- Developer(s): Tom Snyder
- Publisher(s): Tom Snyder
- Platform(s): Microcomputer
- Release: 1978
- Genre(s): Edutainment
- Mode(s): Single-player

= Personk =

1978 video game

Personk is a 1978 video game, and the debut work of Tom Snyder, who would later release many educational series under Tom Snyder Productions.

==Development==
Snyder is an educator and video game developer. Snyder, who had a master's degree in teaching, attained a teaching job in the 1970s and eventually began thinking about teaching aids.

In 1978, Snyder had a meeting arranged with the head of game acquisitions at Parker Bros. He hoped to present a wood-wire-string contraption named Personk, that was a simplified model of a computer. Despite having planned the meeting for months, constantly redesigning the game and putting considerable time and money into the project, he went to the meeting on the wrong date and lost the opportunity.
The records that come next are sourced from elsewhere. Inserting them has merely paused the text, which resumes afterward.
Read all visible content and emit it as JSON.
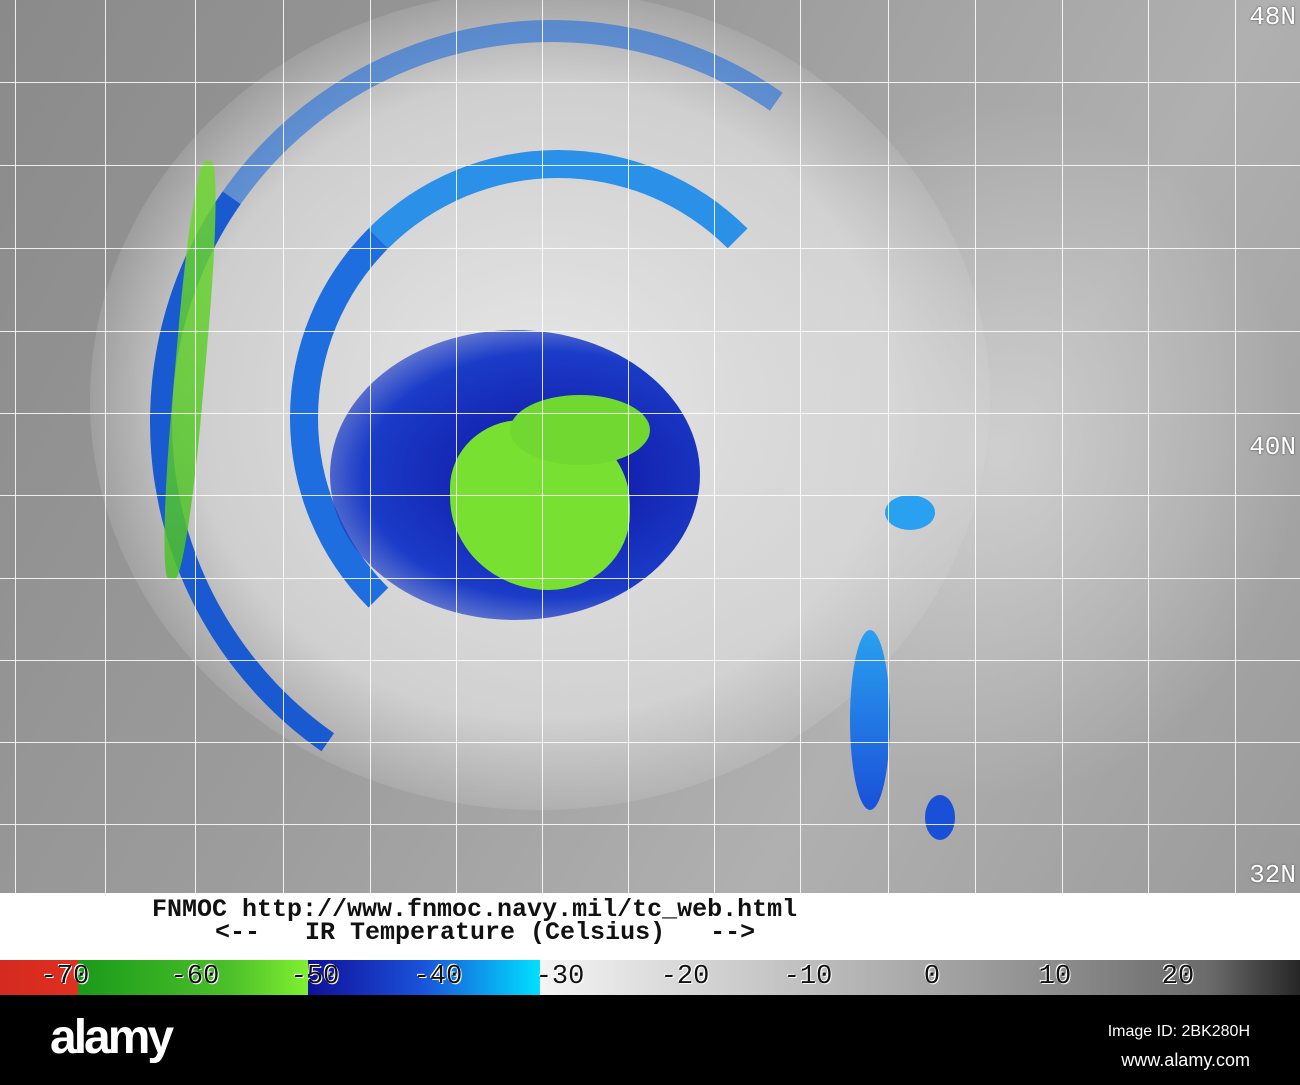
{
  "map": {
    "lat_labels": [
      "48N",
      "40N",
      "32N"
    ]
  },
  "caption": {
    "line1": "FNMOC http://www.fnmoc.navy.mil/tc_web.html",
    "line2": "<--   IR Temperature (Celsius)   -->"
  },
  "colorbar": {
    "ticks": [
      "-70",
      "-60",
      "-50",
      "-40",
      "-30",
      "-20",
      "-10",
      "0",
      "10",
      "20"
    ],
    "colors": {
      "red": "#e03020",
      "green": "#4cc02a",
      "blue": "#1a50d8",
      "cyan": "#00e0ff",
      "gray": "#8c8c8c"
    }
  },
  "watermark": {
    "logo": "alamy",
    "image_id": "Image ID: 2BK280H",
    "site": "www.alamy.com"
  }
}
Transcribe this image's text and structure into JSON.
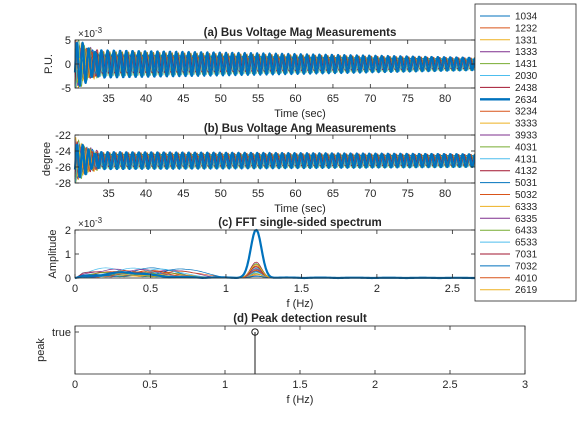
{
  "chart_data": [
    {
      "type": "line",
      "title": "(a) Bus Voltage Mag Measurements",
      "xlabel": "Time (sec)",
      "ylabel": "P.U.",
      "exponent_label": "×10",
      "exponent": "-3",
      "xlim": [
        30.5,
        84
      ],
      "ylim": [
        -5,
        5
      ],
      "xticks": [
        35,
        40,
        45,
        50,
        55,
        60,
        65,
        70,
        75,
        80
      ],
      "yticks": [
        -5,
        0,
        5
      ],
      "signal": {
        "frequency_hz": 1.2,
        "amplitude_peak": 3.0,
        "amplitude_end": 1.3,
        "center": 0
      }
    },
    {
      "type": "line",
      "title": "(b) Bus Voltage Ang Measurements",
      "xlabel": "Time (sec)",
      "ylabel": "degree",
      "xlim": [
        30.5,
        84
      ],
      "ylim": [
        -28,
        -22
      ],
      "xticks": [
        35,
        40,
        45,
        50,
        55,
        60,
        65,
        70,
        75,
        80
      ],
      "yticks": [
        -28,
        -26,
        -24,
        -22
      ],
      "signal": {
        "frequency_hz": 1.2,
        "amplitude_peak": 1.1,
        "amplitude_end": 0.8,
        "center": -25.2
      }
    },
    {
      "type": "line",
      "title": "(c) FFT single-sided spectrum",
      "xlabel": "f (Hz)",
      "ylabel": "Amplitude",
      "exponent_label": "×10",
      "exponent": "-3",
      "xlim": [
        0,
        2.65
      ],
      "ylim": [
        0,
        2
      ],
      "xticks": [
        0,
        0.5,
        1,
        1.5,
        2,
        2.5
      ],
      "yticks": [
        0,
        1,
        2
      ],
      "highlight_peak": {
        "x": 1.2,
        "y": 2.0
      }
    },
    {
      "type": "line",
      "title": "(d) Peak detection result",
      "xlabel": "f (Hz)",
      "ylabel": "peak",
      "xlim": [
        0,
        3
      ],
      "xticks": [
        0,
        0.5,
        1,
        1.5,
        2,
        2.5,
        3
      ],
      "ytick_labels": [
        "true"
      ],
      "peak": {
        "x": 1.2,
        "value": "true"
      }
    }
  ],
  "legend": {
    "placement": "right",
    "highlighted": "2634",
    "entries": [
      {
        "label": "1034",
        "color": "#0072bd"
      },
      {
        "label": "1232",
        "color": "#d95319"
      },
      {
        "label": "1331",
        "color": "#edb120"
      },
      {
        "label": "1333",
        "color": "#7e2f8e"
      },
      {
        "label": "1431",
        "color": "#77ac30"
      },
      {
        "label": "2030",
        "color": "#4dbeee"
      },
      {
        "label": "2438",
        "color": "#a2142f"
      },
      {
        "label": "2634",
        "color": "#0072bd"
      },
      {
        "label": "3234",
        "color": "#d95319"
      },
      {
        "label": "3333",
        "color": "#edb120"
      },
      {
        "label": "3933",
        "color": "#7e2f8e"
      },
      {
        "label": "4031",
        "color": "#77ac30"
      },
      {
        "label": "4131",
        "color": "#4dbeee"
      },
      {
        "label": "4132",
        "color": "#a2142f"
      },
      {
        "label": "5031",
        "color": "#0072bd"
      },
      {
        "label": "5032",
        "color": "#d95319"
      },
      {
        "label": "6333",
        "color": "#edb120"
      },
      {
        "label": "6335",
        "color": "#7e2f8e"
      },
      {
        "label": "6433",
        "color": "#77ac30"
      },
      {
        "label": "6533",
        "color": "#4dbeee"
      },
      {
        "label": "7031",
        "color": "#a2142f"
      },
      {
        "label": "7032",
        "color": "#0072bd"
      },
      {
        "label": "4010",
        "color": "#d95319"
      },
      {
        "label": "2619",
        "color": "#edb120"
      }
    ]
  }
}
This event gave Snyder a creative burst of energy; within the week he had purchased a microcomputer, taught himself to program, and transformed the three-dimensional Personk into a piece of software for children with the assistance of a Radio Shack Model 1.

==Legacy==
His first innovation, the game turned into an experiment that foreshadowed the rest of his career. Snyder would immediately follow the game with a series of educational titles collectively referred to as The Search Series.